Mumbai (Commodities Control)- Firmness in global cotton prices is far from over yet. The ICE Mar cotton contract gained 93 points for the week ended Jan 15, while the benchmark cotton futures has had a dramatic price rally from sub 50 cents in early April 2020 to 82 cents per lb touched last week.
Fundamentally, ICE cotton’s move higher has been largely based on a large cut in the USDA’s official domestic production and carryout projections, strong US weekly export data, strength in corn and soybeans, weak dollar index throughout 2020 and improving demand signals. Fund buying is consistently underpinning price rally too.
Even technical charts echo the bull trend in motion. From a chart perspective the reference range for Cotton No. 1 (ZCE) vs.

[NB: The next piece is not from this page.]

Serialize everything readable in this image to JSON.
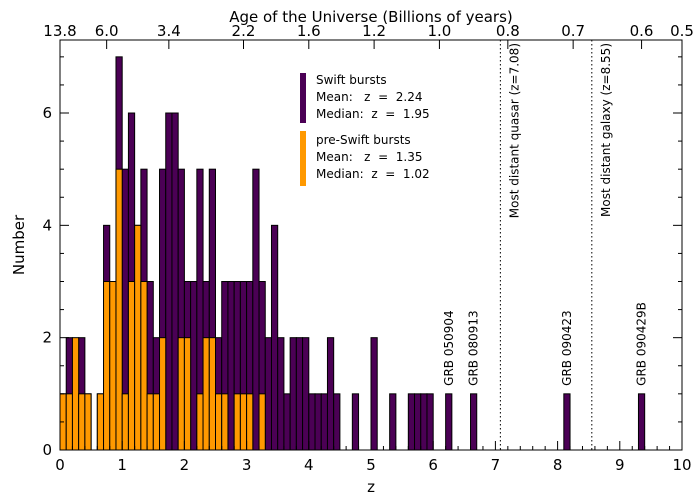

Cotton No. 2 (ICE) ratio spread in USD/Metric Ton has remained within a 1.20x – 1.90x range for over 16 years.
The spread has recently turned higher from the lower threshold (current reading near 1.30x). This expanding spread between ZCE cotton and ICE cotton indicates robust demand from china. Added to all the bullish factors underpinning international cotton since last year, this one will aid the trend keeping cotton prices firm in near future.
The trend, thus suggests, there is a meaningful potential for the spread to expand to the upside. This simply means that Cotton No. 1 (ZCE) may outperform Cotton No. 2 (ICE), on a relative basis.
So on a relative trade basis, we recommend buying Cotton No. 1 (ZCE) & Sell Cotton No. 2 (ICE).